Cilacap, Gatra.com – Sebanyak 59 calon pengantin (Capeng) di Cilacap terdeteksi menderita Human Immunodeficiency Virus (HIV). Dari jumlah itu beberapa di antaranya sudah berkategori Acquired Immune Deficiency Syndrome (AIDS).
Kepala Seksi Pencegahan dan Pengendalian Penyakit Menular (P2M) Dinas kesehatan Kabupaten Cilacap, Kuswantoro mengatakan, jumlah ini merupakan akumulatif sejak Pemerintah Daerah (Pemda) Cilacap, mewajibkan tes voluntary counselling and testing (VCT) atau konseling dan tes HIV sukarela (KTS) bagi calon pengantin dan ibu hamil.
Kewajiban tes itu tertuang dalam Peraturan Daerah (Perda) Kabupaten Cilacap Nomor 2 Tahun 2015 tentang Penanggulangan HIV dan AIDS di Kabupaten Cilacap. Dalam perda itu, berbagai program penanggulangan dilakukan, seperti kewajiban tes HIV bagi pengantin baru dan ibu hamil. “Mulai efektif diberlakukan sejak 2016,” kata Kuswantoro kepada gatra.com, di Cilacap, Senin (26/8).

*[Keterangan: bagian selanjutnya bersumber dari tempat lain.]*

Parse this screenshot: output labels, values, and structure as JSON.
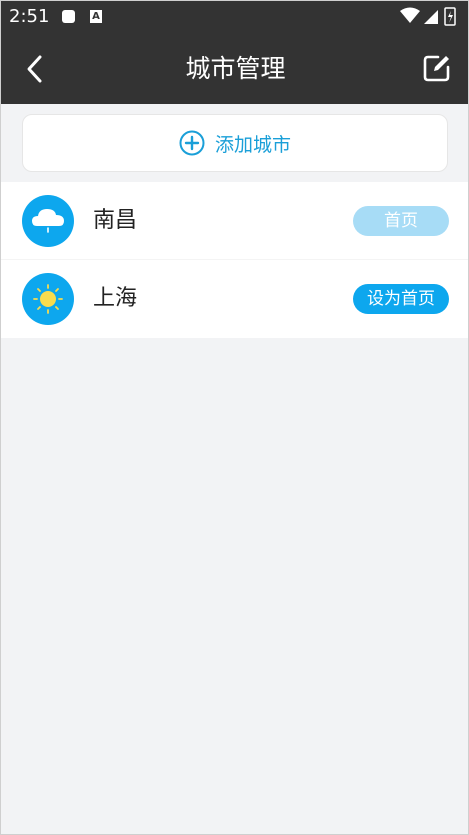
{
  "status_bar": {
    "time": "2:51",
    "notif_icon_b": "A"
  },
  "header": {
    "title": "城市管理",
    "back_icon": "chevron-left-icon",
    "edit_icon": "edit-icon"
  },
  "add_city": {
    "label": "添加城市",
    "icon": "plus-circle-icon"
  },
  "cities": [
    {
      "name": "南昌",
      "weather_icon": "cloud-rain-icon",
      "button_label": "首页",
      "is_home": true
    },
    {
      "name": "上海",
      "weather_icon": "sun-icon",
      "button_label": "设为首页",
      "is_home": false
    }
  ],
  "colors": {
    "header_bg": "#333333",
    "accent": "#0da7ee",
    "accent_light": "#a7dcf6",
    "page_bg": "#f2f3f5"
  }
}
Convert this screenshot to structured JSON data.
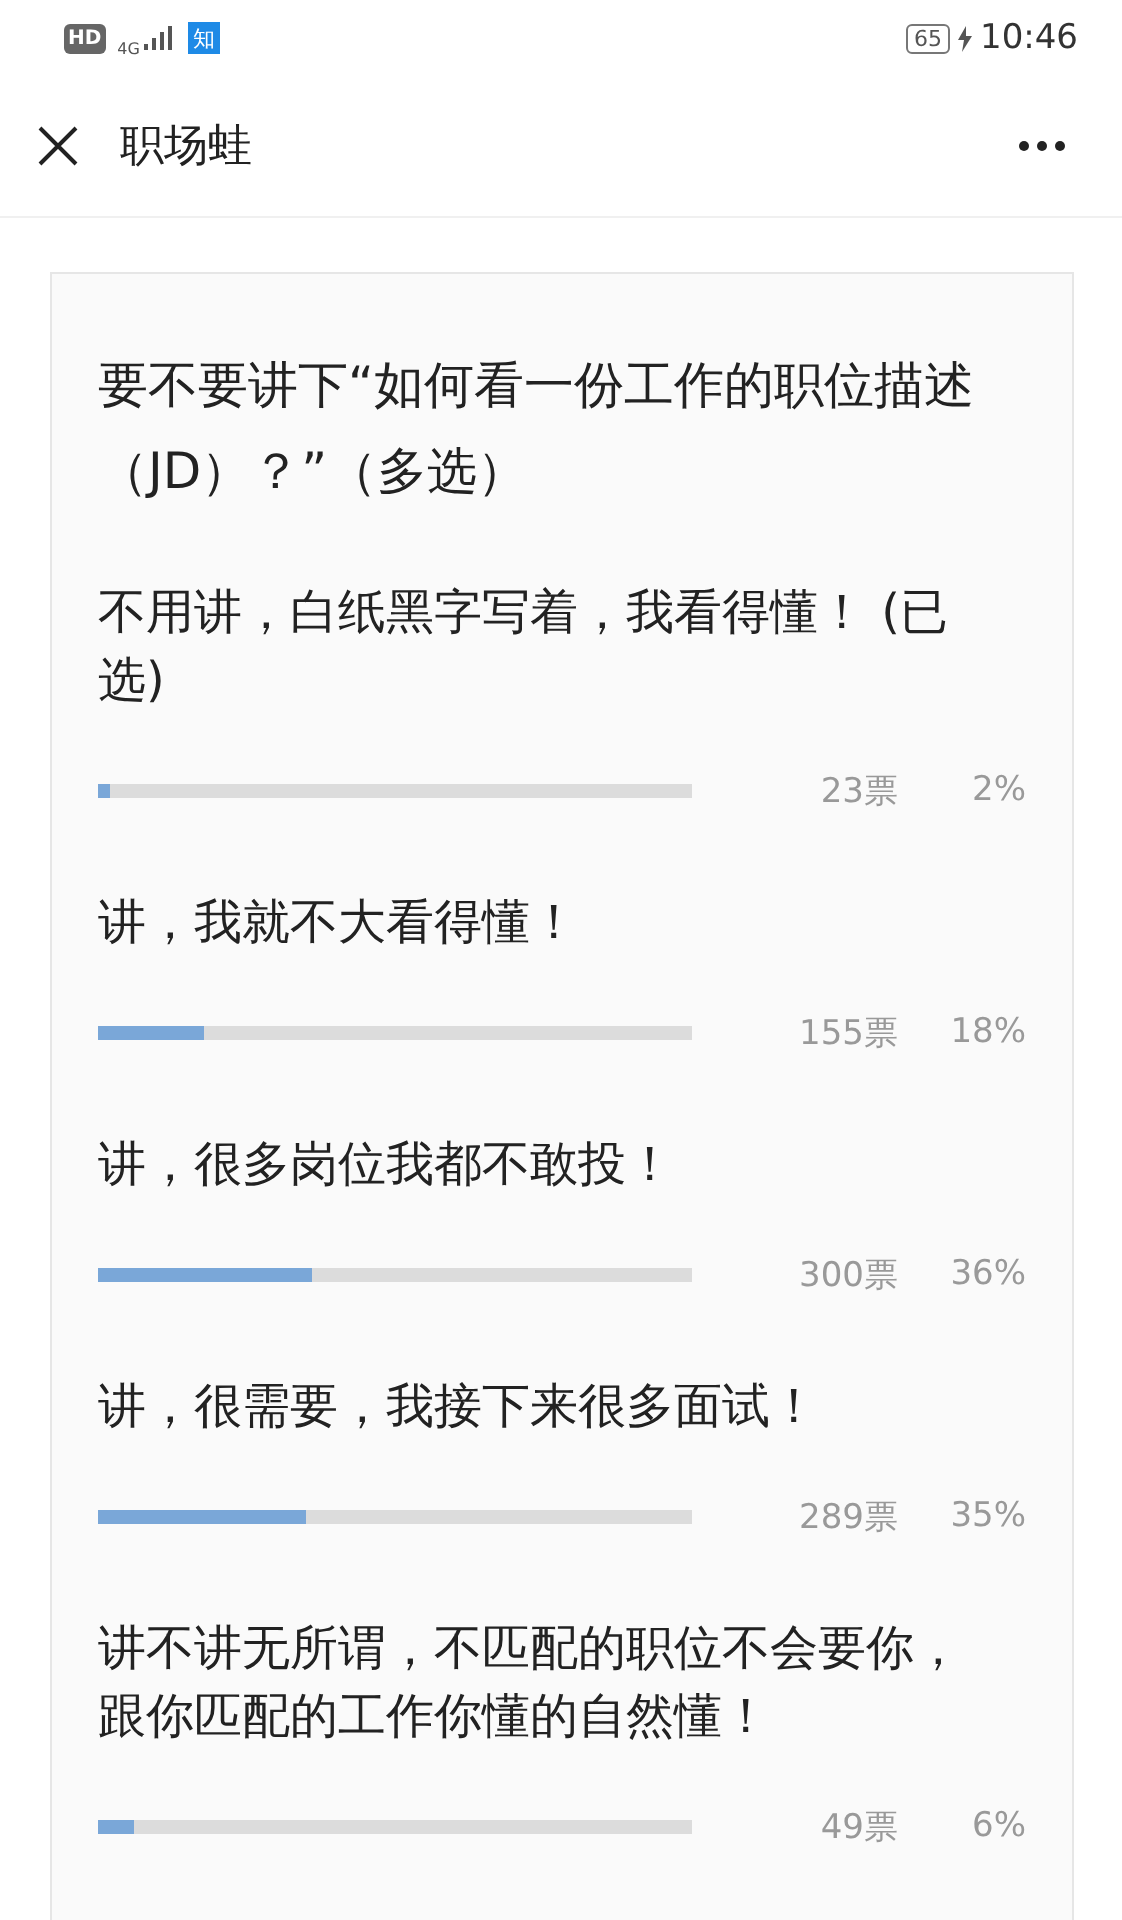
{
  "status_bar": {
    "hd": "HD",
    "network": "4G",
    "app_badge": "知",
    "battery": "65",
    "time": "10:46"
  },
  "header": {
    "title": "职场蛙"
  },
  "poll": {
    "question": "要不要讲下“如何看一份工作的职位描述（JD）？”（多选）",
    "options": [
      {
        "text": "不用讲，白纸黑字写着，我看得懂！ (已选)",
        "votes": "23票",
        "percent": "2%",
        "level": 0.02
      },
      {
        "text": "讲，我就不大看得懂！",
        "votes": "155票",
        "percent": "18%",
        "level": 0.18
      },
      {
        "text": "讲，很多岗位我都不敢投！",
        "votes": "300票",
        "percent": "36%",
        "level": 0.36
      },
      {
        "text": "讲，很需要，我接下来很多面试！",
        "votes": "289票",
        "percent": "35%",
        "level": 0.35
      },
      {
        "text": "讲不讲无所谓，不匹配的职位不会要你，跟你匹配的工作你懂的自然懂！",
        "votes": "49票",
        "percent": "6%",
        "level": 0.06
      }
    ]
  }
}
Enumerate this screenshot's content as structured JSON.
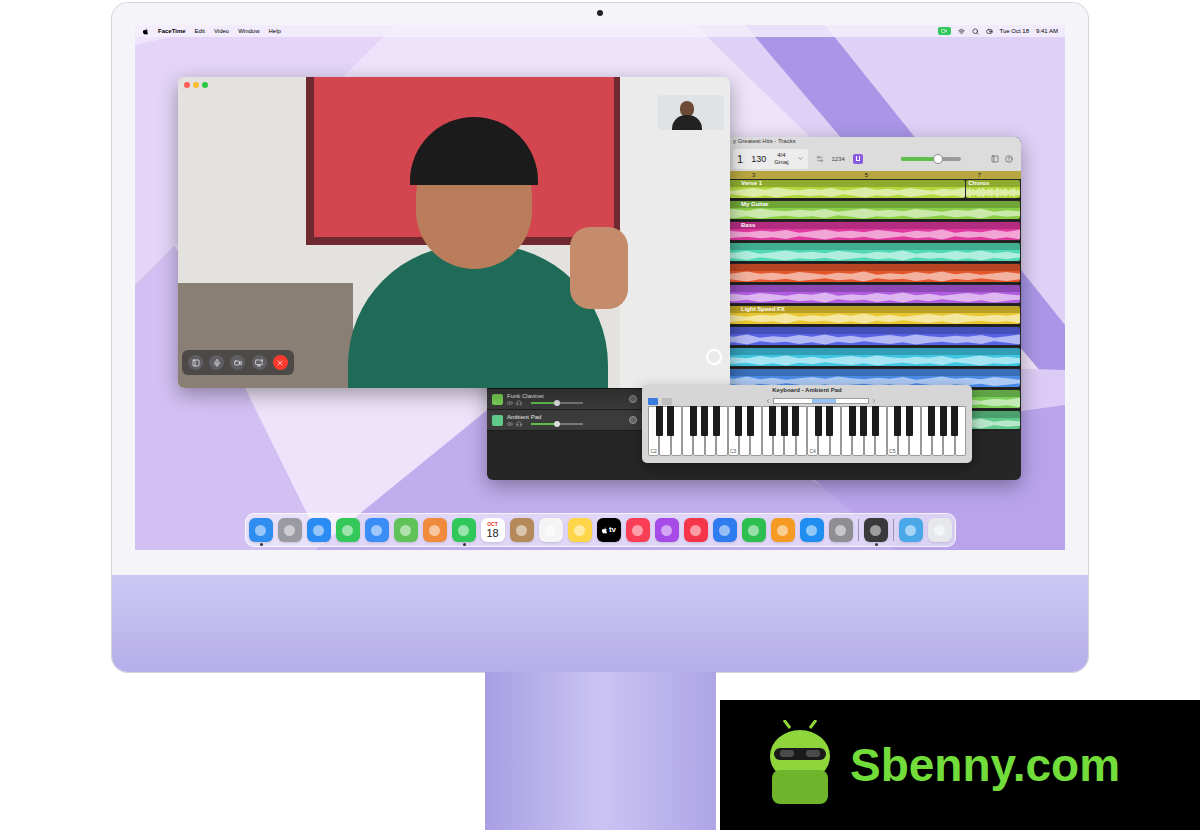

Menurut dia, untuk mencegah penularan ke pasangannya, sebelum VCT dilakukan, calon pengantin akan menandatangani kontrak untuk memberitahukan kepada pasangan hasil tes laboratoriumnya. Namun, karena kontrak itu baru diberlakukan dua tahun terakhir, ada calon pengantin yang tidak memberitahukan hasil tes kepada pasangannya.
“Sebelumnya kan pendekatan dalam konsuling. Nanti, calon pengantin akan diminta untuk memberitahukan kepada pasangannya,” ujarnya.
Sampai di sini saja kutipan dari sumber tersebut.